Wanting to register my concern and outrage, I called the postmaster general’s office in Washington.

It was incredibly enlightening.

The staff person asked, “Where did you read this about the air conditioners?” — I replied “The Washington Times.”

She said that they had been looking all over The Washington Post, but couldn’t find the article. I tried to explain that there was more than one paper in Washington, and The Times was the one that wasn’t all liberal all the time.

Then she said, “Didn’t the president bear some responsibility for all this?”

I was dumbfounded.

The U.S. Postal Service is subsidized, but it is not a government agency anymore.

So there you have it, the Postal Service response — direct from a person who would identify herself only as “Operator 10” — boils down to this: This is the fault of George W. Bush because he bears the ultimate responsibility for all government activities.
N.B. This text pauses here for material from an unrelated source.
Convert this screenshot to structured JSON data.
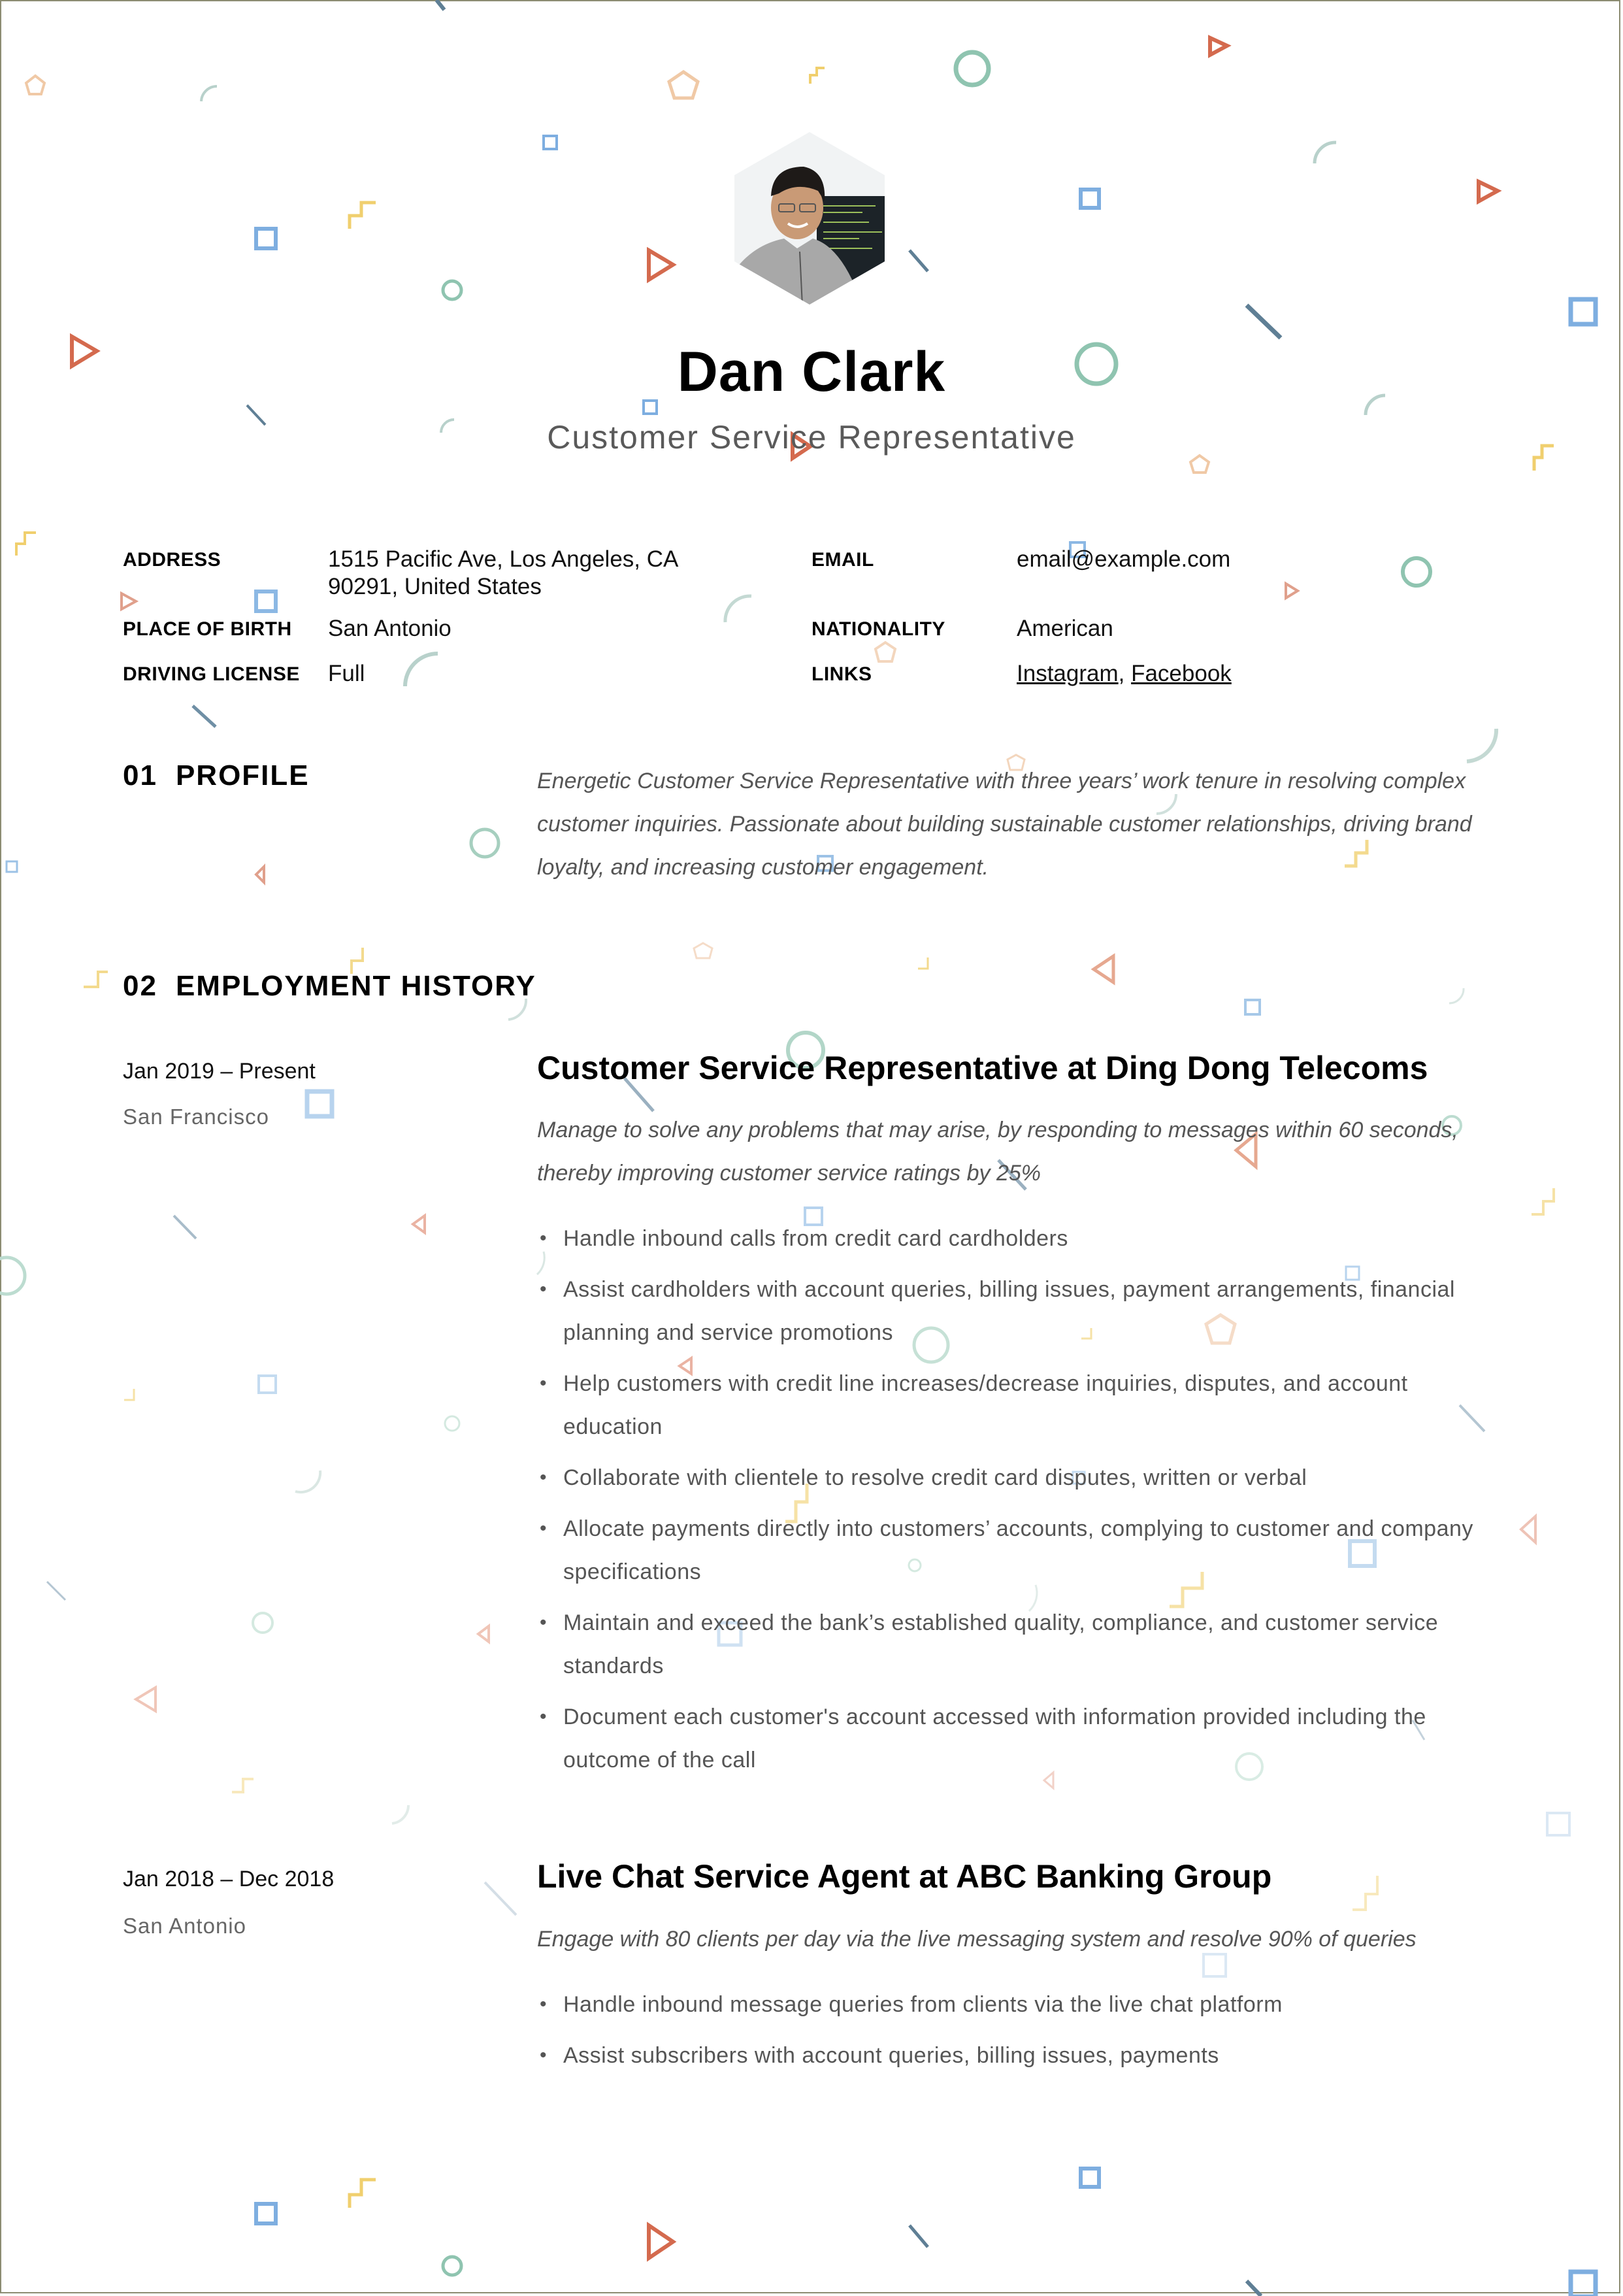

Of course, that Postal Service employee works and lives in the Washington area, probably is not a conservative-oriented individual and likely has union protection that allows her to identify herself simply as “Operator 10” instead of the more professional response one would expect from the office of a chief executive of any other organization.

Unfortunately, the Postal Service is the only way to send parcels to military serving overseas — APO addresses can’t be reached via FedEx or UPS.
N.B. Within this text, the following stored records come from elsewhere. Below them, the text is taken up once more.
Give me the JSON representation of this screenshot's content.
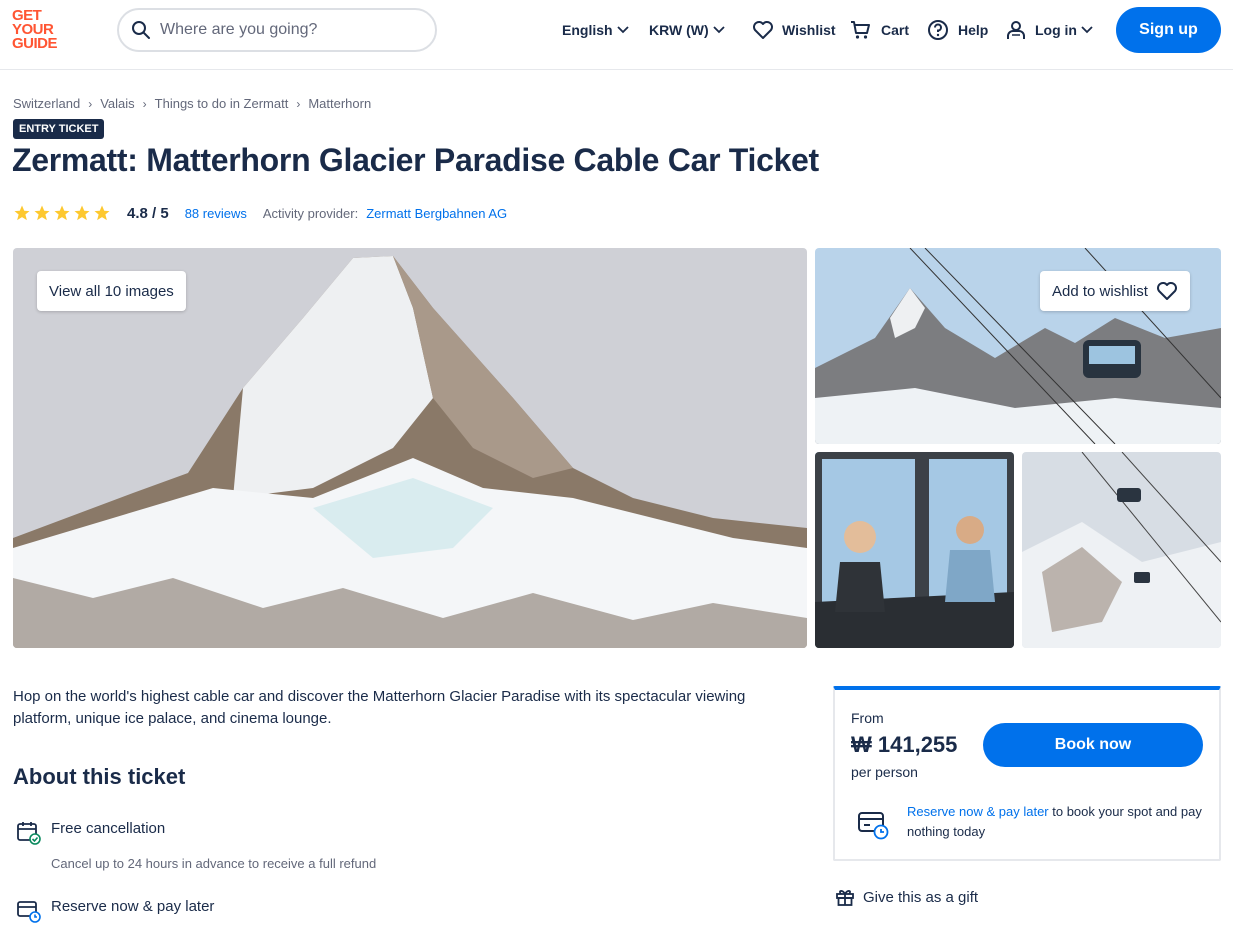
{
  "header": {
    "logo_line1": "GET",
    "logo_line2": "YOUR",
    "logo_line3": "GUIDE",
    "search_placeholder": "Where are you going?",
    "language": "English",
    "currency": "KRW (W)",
    "wishlist": "Wishlist",
    "cart": "Cart",
    "help": "Help",
    "login": "Log in",
    "signup": "Sign up",
    "brand_color": "#ff5533",
    "accent_color": "#0071eb"
  },
  "breadcrumb": [
    "Switzerland",
    "Valais",
    "Things to do in Zermatt",
    "Matterhorn"
  ],
  "badge": "ENTRY TICKET",
  "title": "Zermatt: Matterhorn Glacier Paradise Cable Car Ticket",
  "rating": {
    "stars": 5,
    "score": "4.8 / 5",
    "reviews": "88 reviews",
    "provider_label": "Activity provider:",
    "provider": "Zermatt Bergbahnen AG"
  },
  "gallery": {
    "view_all": "View all 10 images",
    "add_wishlist": "Add to wishlist"
  },
  "summary": "Hop on the world's highest cable car and discover the Matterhorn Glacier Paradise with its spectacular viewing platform, unique ice palace, and cinema lounge.",
  "about": {
    "title": "About this ticket",
    "features": [
      {
        "title": "Free cancellation",
        "desc": "Cancel up to 24 hours in advance to receive a full refund",
        "icon": "calendar-check-icon"
      },
      {
        "title": "Reserve now & pay later",
        "icon": "card-clock-icon"
      }
    ]
  },
  "booking": {
    "from": "From",
    "price": "₩ 141,255",
    "per": "per person",
    "book_now": "Book now",
    "rnpl_link": "Reserve now & pay later",
    "rnpl_text": " to book your spot and pay nothing today",
    "gift": "Give this as a gift"
  }
}
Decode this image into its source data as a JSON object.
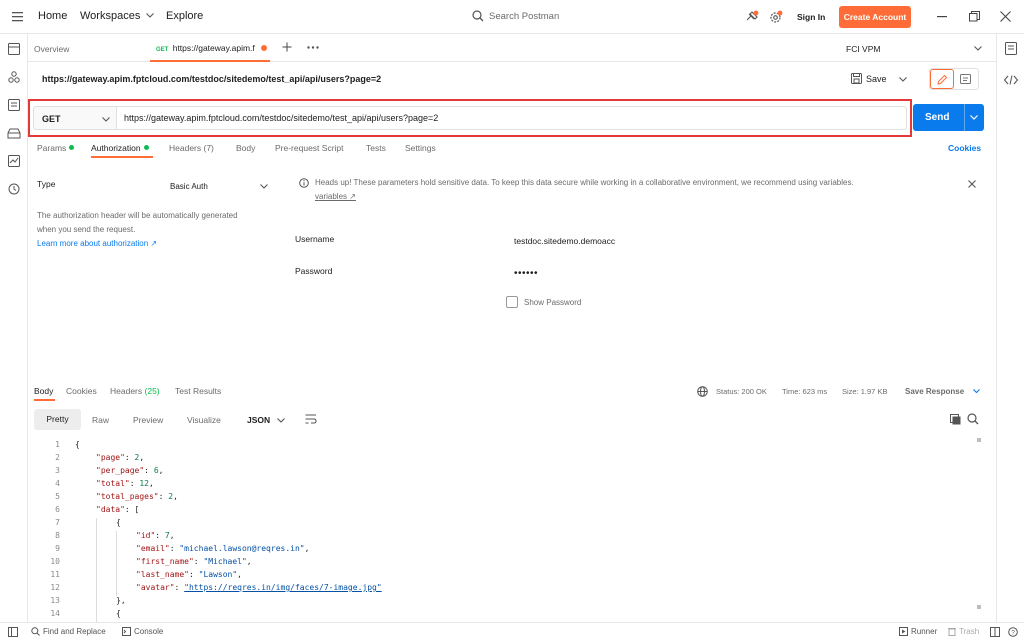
{
  "topbar": {
    "home": "Home",
    "workspaces": "Workspaces",
    "explore": "Explore",
    "search_placeholder": "Search Postman",
    "sign_in": "Sign In",
    "create_account": "Create Account"
  },
  "tabs": {
    "overview": "Overview",
    "active_method": "GET",
    "active_title": "https://gateway.apim.f",
    "environment": "FCI VPM"
  },
  "request": {
    "title": "https://gateway.apim.fptcloud.com/testdoc/sitedemo/test_api/api/users?page=2",
    "save": "Save",
    "method": "GET",
    "url": "https://gateway.apim.fptcloud.com/testdoc/sitedemo/test_api/api/users?page=2",
    "send": "Send"
  },
  "request_tabs": {
    "params": "Params",
    "authorization": "Authorization",
    "headers": "Headers (7)",
    "body": "Body",
    "prerequest": "Pre-request Script",
    "tests": "Tests",
    "settings": "Settings",
    "cookies": "Cookies"
  },
  "auth": {
    "type_label": "Type",
    "type_value": "Basic Auth",
    "description_1": "The authorization header will be automatically generated",
    "description_2": "when you send the request.",
    "learn_more": "Learn more about authorization ↗",
    "notice": "Heads up! These parameters hold sensitive data. To keep this data secure while working in a collaborative environment, we recommend using variables.",
    "notice_link": "variables ↗",
    "username_label": "Username",
    "username_value": "testdoc.sitedemo.demoacc",
    "password_label": "Password",
    "password_value": "••••••",
    "show_password": "Show Password"
  },
  "response_tabs": {
    "body": "Body",
    "cookies": "Cookies",
    "headers": "Headers",
    "headers_count": "(25)",
    "test_results": "Test Results"
  },
  "response_meta": {
    "status": "Status: 200 OK",
    "time": "Time: 623 ms",
    "size": "Size: 1.97 KB",
    "save_response": "Save Response"
  },
  "view_modes": {
    "pretty": "Pretty",
    "raw": "Raw",
    "preview": "Preview",
    "visualize": "Visualize",
    "format": "JSON"
  },
  "code": {
    "line_numbers": [
      "1",
      "2",
      "3",
      "4",
      "5",
      "6",
      "7",
      "8",
      "9",
      "10",
      "11",
      "12",
      "13",
      "14"
    ],
    "l2_key": "\"page\"",
    "l2_val": "2",
    "l3_key": "\"per_page\"",
    "l3_val": "6",
    "l4_key": "\"total\"",
    "l4_val": "12",
    "l5_key": "\"total_pages\"",
    "l5_val": "2",
    "l6_key": "\"data\"",
    "l8_key": "\"id\"",
    "l8_val": "7",
    "l9_key": "\"email\"",
    "l9_val": "\"michael.lawson@reqres.in\"",
    "l10_key": "\"first_name\"",
    "l10_val": "\"Michael\"",
    "l11_key": "\"last_name\"",
    "l11_val": "\"Lawson\"",
    "l12_key": "\"avatar\"",
    "l12_val": "\"https://reqres.in/img/faces/7-image.jpg\""
  },
  "statusbar": {
    "find_replace": "Find and Replace",
    "console": "Console",
    "runner": "Runner",
    "trash": "Trash"
  }
}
Thanks for shining your light into the dark cupboard that the Postal Service has become — it will be interesting to watch all the bureaucratic roaches scurry back into the woodwork.


Pittsford, N.Y.

The economics of trade

Hooray for Paul Craig Roberts for challenging the myth that the current job shift from the United States to Asia is free trade (“Trade no-think,” Commentary, Tuesday). As a business school graduate, I am an ardent believer in the advantages of free trade. However, the current environment of shifting engineering, service and finance jobs to Asia and India bears no resemblance to free trade. It’s good to see a nationally syndicated columnist raise this point.

The economic foundations laid down by Ricardo and Adam Smith do not describe today’s economy. I would like to see more prominent economists challenge the classic economic arguments that advocate free trade at any cost and develop an economic argument that accurately describes current events.

I work for a U.S. manufacturer of power-plant equipment, and it is virtually impossible for us to sell our goods internationally because of the high labor costs in the United States and the strong dollar. We only pursue the projects that are specified U.S.- or European-made goods only.

As a father of three, I worry that there won’t be any jobs in the United States for my children when they grow up.

Despite the weak job market in the United States, we continue to import skilled workers from other countries. A large and growing proportion of the engineers with whom I work are foreign-born. There aren’t enough technical jobs in the United States to employ our own children, but we continue to import skilled workers and give away these highly paid positions to foreigners.

No political party has the inclination or the will to challenge these practices. I think a third “Jobs” party advocating protectionist policies for U.S. labor would be a strong contender in the upcoming election — drawing support from both traditional parties. Every other country takes steps to protect its labor markets — we should reciprocate as a minimum.